Monday, August 26, 2019

Plodding Along on WIP

As mentioned in a previous post, I'm working on the fourth book in my "John Ross Boomer Lit" series.

So let me give you a quick update: It hasn't been easy.

I sat on the first draft for about six months before going back to it on Aug. 1. I wanted to view it with fresh eyes. That has happened, for the most part. It's also made for some tired eyes during the rewrite.

I've rediscovered forgotten words, like reading something for the first time by another author, except that the author is me. I'm having to relearn some of the plotlines and new characters. 

It's been an adventure as each page seems to contain something new to me. There are thoughts and words that were locked in the recesses of my brain several months ago. And now they're beginning to re-emerge on the computer screen.

One thing I've had to do is provide more backstory so readers have an idea what John and Sally Ross, as well as other characters such as Brody and Geraldine, have been through in the previous three novels. It also reopens my memory bank.  

A reason for that is because this yet unnamed novel was part of the third novel, "New Horizons," but I decided to divide the draft when it began to spiral in different directions. I like coherence in my books; I certainly didn't want to write a sprawling novel of 250,000 words or more.

So that's where I am at this point in time. I'm still cautiously optimistic that I will be able to hand it over to my editor at Wings ePress by the end of September. 

Until the next time . . .

Sunday, August 18, 2019

Regarding "The Novel"

I just finished reading James A. Michener's "The Novel," a multi-layered book about publishing, rural life, diverse characters, and writing.

While the novel has its shortcomings—it's a slow read—it provides insights into the book-publishing industry, even though it was released in 1991, before the digital age and the advent of ebooks. 

Michener, a prolific author of more than 40 books (including a Pulitzer Prize in 1948 for "Tales of the South Pacific"), writes about what happens after a manuscript is sent to a publisher. And unless the author is a Stephen King, Danielle Steel,  or John Grisham (you get the idea), the book goes through several steps (slush pile, editing, rewriting, marketing, and promotion) before it sees the light of day. 

James A. Michener
Michener approached this 400-plus page novel with four points of view (author, editor, critic, and reader), with each confronting their own personal and professional challenges. He even throws in a murder near the end that takes the story off track. 

For those who want to understand the publishing process, "The Novel" fills that need. The book was recommended to me by an avid reader who found the publishing aspect fascinating. And as a published author, I found it interesting as well. 

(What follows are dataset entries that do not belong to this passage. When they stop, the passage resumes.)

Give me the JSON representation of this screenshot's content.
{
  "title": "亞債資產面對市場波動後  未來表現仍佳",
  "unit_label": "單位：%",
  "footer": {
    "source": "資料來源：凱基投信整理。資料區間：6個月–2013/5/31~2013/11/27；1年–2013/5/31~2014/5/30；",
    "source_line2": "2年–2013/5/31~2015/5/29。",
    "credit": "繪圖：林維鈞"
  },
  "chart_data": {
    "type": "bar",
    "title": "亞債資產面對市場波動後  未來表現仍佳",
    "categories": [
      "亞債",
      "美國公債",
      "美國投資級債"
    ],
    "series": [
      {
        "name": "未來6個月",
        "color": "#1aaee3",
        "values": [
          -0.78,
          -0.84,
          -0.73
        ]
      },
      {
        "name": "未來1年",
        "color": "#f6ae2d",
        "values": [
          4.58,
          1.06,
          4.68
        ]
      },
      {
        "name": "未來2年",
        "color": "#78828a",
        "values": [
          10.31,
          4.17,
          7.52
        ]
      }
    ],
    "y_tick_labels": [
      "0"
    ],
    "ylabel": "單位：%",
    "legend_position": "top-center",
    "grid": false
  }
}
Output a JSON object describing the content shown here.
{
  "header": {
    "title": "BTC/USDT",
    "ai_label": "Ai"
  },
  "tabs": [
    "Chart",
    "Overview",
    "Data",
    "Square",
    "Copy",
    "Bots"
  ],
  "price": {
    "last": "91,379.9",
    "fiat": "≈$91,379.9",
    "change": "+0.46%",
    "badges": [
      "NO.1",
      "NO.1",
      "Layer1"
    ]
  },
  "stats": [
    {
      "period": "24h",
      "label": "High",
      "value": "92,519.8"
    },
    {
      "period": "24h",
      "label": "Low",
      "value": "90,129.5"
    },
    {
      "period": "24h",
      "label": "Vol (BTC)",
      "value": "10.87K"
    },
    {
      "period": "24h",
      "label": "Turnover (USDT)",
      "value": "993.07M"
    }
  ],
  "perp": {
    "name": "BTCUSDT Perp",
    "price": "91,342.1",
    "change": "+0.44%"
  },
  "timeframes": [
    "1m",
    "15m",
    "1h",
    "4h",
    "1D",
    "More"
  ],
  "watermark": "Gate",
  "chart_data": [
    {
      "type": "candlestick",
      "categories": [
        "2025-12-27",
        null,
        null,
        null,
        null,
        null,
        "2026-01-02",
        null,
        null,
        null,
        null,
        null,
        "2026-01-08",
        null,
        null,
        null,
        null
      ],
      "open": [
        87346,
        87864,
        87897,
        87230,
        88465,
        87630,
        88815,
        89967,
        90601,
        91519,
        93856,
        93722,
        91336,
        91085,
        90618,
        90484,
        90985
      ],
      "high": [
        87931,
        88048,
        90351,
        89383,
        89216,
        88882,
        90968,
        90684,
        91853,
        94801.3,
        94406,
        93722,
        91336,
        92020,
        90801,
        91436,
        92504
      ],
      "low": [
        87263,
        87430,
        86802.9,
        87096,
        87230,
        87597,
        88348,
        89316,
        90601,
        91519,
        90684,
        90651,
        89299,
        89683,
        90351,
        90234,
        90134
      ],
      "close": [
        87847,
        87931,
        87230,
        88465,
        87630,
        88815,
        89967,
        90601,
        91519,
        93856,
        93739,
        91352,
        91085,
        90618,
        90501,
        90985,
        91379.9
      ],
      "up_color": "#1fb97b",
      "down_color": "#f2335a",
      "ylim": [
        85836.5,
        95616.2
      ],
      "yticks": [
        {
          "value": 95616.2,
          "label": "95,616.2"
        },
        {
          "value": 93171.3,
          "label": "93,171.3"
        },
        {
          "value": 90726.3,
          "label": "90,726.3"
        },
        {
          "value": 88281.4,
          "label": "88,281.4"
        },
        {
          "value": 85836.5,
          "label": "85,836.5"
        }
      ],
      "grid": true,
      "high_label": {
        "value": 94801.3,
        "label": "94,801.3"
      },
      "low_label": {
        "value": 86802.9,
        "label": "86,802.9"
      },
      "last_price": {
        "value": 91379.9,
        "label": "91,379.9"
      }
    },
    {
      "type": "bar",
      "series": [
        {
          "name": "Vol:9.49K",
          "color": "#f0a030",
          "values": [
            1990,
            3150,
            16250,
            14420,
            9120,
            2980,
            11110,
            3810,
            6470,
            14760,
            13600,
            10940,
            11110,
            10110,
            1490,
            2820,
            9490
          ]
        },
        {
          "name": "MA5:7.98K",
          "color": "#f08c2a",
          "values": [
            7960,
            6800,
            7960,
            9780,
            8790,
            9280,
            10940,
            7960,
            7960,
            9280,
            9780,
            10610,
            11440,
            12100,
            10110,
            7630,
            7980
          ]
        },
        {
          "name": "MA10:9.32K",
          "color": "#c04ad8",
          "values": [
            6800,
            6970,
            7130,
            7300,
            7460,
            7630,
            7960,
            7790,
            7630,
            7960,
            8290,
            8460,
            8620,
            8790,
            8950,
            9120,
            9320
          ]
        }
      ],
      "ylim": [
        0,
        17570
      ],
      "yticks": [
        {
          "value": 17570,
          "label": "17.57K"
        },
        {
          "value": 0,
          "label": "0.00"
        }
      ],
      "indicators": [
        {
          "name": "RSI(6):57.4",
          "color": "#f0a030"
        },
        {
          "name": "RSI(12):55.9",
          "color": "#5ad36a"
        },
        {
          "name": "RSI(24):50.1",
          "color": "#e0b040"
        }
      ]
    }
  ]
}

Another aspect about Michener that caught my attention was that he was 84 when "The Novel" was published, and he went on to write four more books before he died in 1997 ("Matecumbe" was published posthumously in 2007).

Until the next time . . . 

Thursday, August 8, 2019

Story Songs: Tired of Toein' the Line

Back in 1980, Rocky Burnette scored a big rockabilly hit with "Tired of Toein' the Line." It's one of my all-time favorites, so full of energy and drive, especially Burnette's expressive voice. 
Rocky Burnette

It's basically a breakup song, from the guy's point of view:

"I know it's o-ooh-over, cause I've seen the signs
Don't let me waste your precious time.
Baby, I'm tired of toein' the line."

Here are a few vids of the song: 

The song reached No. 8 on the U.S. charts, No. 1 in Australia, and No. 3 in New Zealand and South Africa. It was co-written by Burnette and Ron Coleman.

 It was released on his "The Son of Rock and Roll" album in 1979.  By the way, the Memphis, Tenn., musician was a son of rock and roll: Jonathan "Rocky" Burnette's father was early rocker Johnny Burnette (1934-64), who had hits "Dreamin' and "You're Sixteen" in the early '60s.

While researching the song, I was surprised by how many covers through the years by a variety of artists (Rick Nelson, Shakin' Stevens, and Andreas Silver) and dancers (yes, dancers).  

Here's a few if you've got the time:

Rocky still performs and reportedly will have a new album released later this year.